So i'm off for my 1/4 days again to Lancaster, leaving my wife and lovely son in the safe care of mummy & granny respectively. It's always so good to take time out and reflect and just slow down the pace of our lives, but is so hard to actually do it. With having a busy job and an all-consuming (yet delightful) little 4month old around, i'm beginning to understand all the more how difficult it is for people to really take time out. I'm aware also of the great privilege of these 1/4 days - in essence retreat days on top of my annual leave - for reflection, refuelling and planning.
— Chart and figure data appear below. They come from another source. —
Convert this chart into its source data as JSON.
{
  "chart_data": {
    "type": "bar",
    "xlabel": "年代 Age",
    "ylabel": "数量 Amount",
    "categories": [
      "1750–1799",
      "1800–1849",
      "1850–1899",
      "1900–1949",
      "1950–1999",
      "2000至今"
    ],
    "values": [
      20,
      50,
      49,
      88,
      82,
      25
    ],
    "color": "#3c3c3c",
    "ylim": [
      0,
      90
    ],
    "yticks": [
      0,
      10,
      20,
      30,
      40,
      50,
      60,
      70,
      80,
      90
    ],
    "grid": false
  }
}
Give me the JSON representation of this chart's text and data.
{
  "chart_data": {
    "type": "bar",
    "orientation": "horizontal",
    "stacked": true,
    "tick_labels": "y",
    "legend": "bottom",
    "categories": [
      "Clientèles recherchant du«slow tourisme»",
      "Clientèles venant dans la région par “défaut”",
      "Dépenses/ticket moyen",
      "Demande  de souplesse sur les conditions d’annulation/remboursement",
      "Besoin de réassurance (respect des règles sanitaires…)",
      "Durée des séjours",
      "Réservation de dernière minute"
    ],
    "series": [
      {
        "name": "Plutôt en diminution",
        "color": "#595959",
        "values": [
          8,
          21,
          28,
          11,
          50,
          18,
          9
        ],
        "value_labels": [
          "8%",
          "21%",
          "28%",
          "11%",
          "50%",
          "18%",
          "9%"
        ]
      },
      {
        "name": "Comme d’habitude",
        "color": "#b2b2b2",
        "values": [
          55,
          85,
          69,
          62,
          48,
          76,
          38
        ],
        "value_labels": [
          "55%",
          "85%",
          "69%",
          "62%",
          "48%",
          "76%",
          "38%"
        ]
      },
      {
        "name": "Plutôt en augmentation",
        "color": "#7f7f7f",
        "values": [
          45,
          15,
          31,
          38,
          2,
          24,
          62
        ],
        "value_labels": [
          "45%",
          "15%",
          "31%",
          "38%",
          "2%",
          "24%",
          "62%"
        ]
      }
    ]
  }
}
I guess i understand too, how vital it was for Jesus to retreat from ministry and get some alone time, time with God, time to rest, in order to run the next bit of the ministry race. Over Christmas i was off work with stress and after breaking through the feeling of humiliation at being off work, and the sense of general useless and patheticness i realised how vital it was at that particular time for me, just to rest and be honest and real with myself, others and God. How consumed i had become with the business of ministry, that i had completely forgotten what it was about. How obsessed i had become about meeting expectations and keeping the show on the road, that my creativity and sense of inspiration - at any level - had all but vanished. Resting helped so much. Time to think, time to rediscover who i was, regardless of my employment status, time to pray - in a real and honest way, not filled with 'professional' pretence, time to be with God.
I'm reminded of the story of Elijah, busy with ministry but feeling incredibly discouraged, filled with exhaustion and self-pity, fed by the angels and taking 40 days recovery as he journeyed towards re-discovering the place of God's real and vital presence. Of course, it was there that the famous still small voice, speaks quietly, yet refreshingly to Elijah's soul.
So i'm again asking myself in these few days of time out, how can i maintain a pattern of making space (not taking holiday or being slack) but valuably using 'ministry time' to dig deep into God and allow myself to be still enough to hear and recognise God's voice. How do i maintain guilt-free quiet spaces to refuel and enable ministry to be maybe a little more productive (quantity) but more effective (quality).
I'm asking myself again, how well (not at all very in my case) our church facilitates quiet space for those with hectic and busy lives? How does worship not just carry on the manic activity but enable reflection and space to hear from God and be stirred afresh in our lives?
Much to think of, in these few days away. Comments as always welcome!